The group’s plan is to pump an additional 400,000 barrels per day each month during August, increasing output by 2m barrels per day by the end of 2021.

The monthly increases will rise next year, as OPEC+ confirmed it has extended the deal from April next year to December 2022.

However, Jake Sullivan, Biden’s national security adviser, said that “while Opec+ recently agreed to production increases, these will not fully offset previous cuts imposed during the pandemic until well into 2022.”

Inflation

The price of goods and services in America rose again in July, albeit in line with analysts’ expectations, on high levels of pent-up demand.

The consumer price index increased by 5.4% in July year-on-year, as reported by the Labor Department, in a continuation of the levels seen in June.

The Federal Reserve, however, is reaffirming its position that inflation is transitory.

Oil Prices

At the beginning of the year, Brent crude oil was sitting just above $50, whereas at the time of writing, is valued at $71.35.

The comments by Jake Sullivan accompanied a rise in the price of Brent crude oil, the international benchmark, by 1.2% per barrel in New York yesterday evening.

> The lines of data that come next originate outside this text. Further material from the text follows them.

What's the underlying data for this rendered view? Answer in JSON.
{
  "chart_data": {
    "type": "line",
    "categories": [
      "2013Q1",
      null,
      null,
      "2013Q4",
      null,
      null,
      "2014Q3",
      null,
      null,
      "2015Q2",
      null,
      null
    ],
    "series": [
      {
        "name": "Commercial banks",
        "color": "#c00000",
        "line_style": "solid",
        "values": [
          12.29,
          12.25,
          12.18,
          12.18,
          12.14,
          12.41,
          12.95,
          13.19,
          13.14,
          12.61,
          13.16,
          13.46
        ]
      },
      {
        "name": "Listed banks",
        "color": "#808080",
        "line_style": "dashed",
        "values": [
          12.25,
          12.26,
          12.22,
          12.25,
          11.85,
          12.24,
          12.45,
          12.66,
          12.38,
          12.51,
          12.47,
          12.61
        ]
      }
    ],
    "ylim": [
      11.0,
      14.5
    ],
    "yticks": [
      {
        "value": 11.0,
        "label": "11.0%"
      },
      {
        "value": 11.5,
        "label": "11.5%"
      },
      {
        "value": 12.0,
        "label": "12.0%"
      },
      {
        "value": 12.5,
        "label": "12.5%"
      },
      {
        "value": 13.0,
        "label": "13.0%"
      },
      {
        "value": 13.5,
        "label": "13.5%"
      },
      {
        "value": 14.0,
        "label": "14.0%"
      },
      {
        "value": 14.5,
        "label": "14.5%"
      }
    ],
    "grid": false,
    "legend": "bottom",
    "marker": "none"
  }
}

Prior to that, oil prices showed some signs of steadying as the Delta variant looks set to impact the global economic recovery.

But other factors may come into play which would keep the price of oil down at least somewhat.

The International Energy Agency (IEA) has said that increased demand for oil reversed its path last month and will now move more slowly for the remainder of the year.

“Growth for the second half of 2021 has been downgraded more sharply, as new COVID-19 restrictions imposed in several major oil consuming countries, particularly in Asia, look set to reduce mobility and oil use,” the Paris-based IEA said.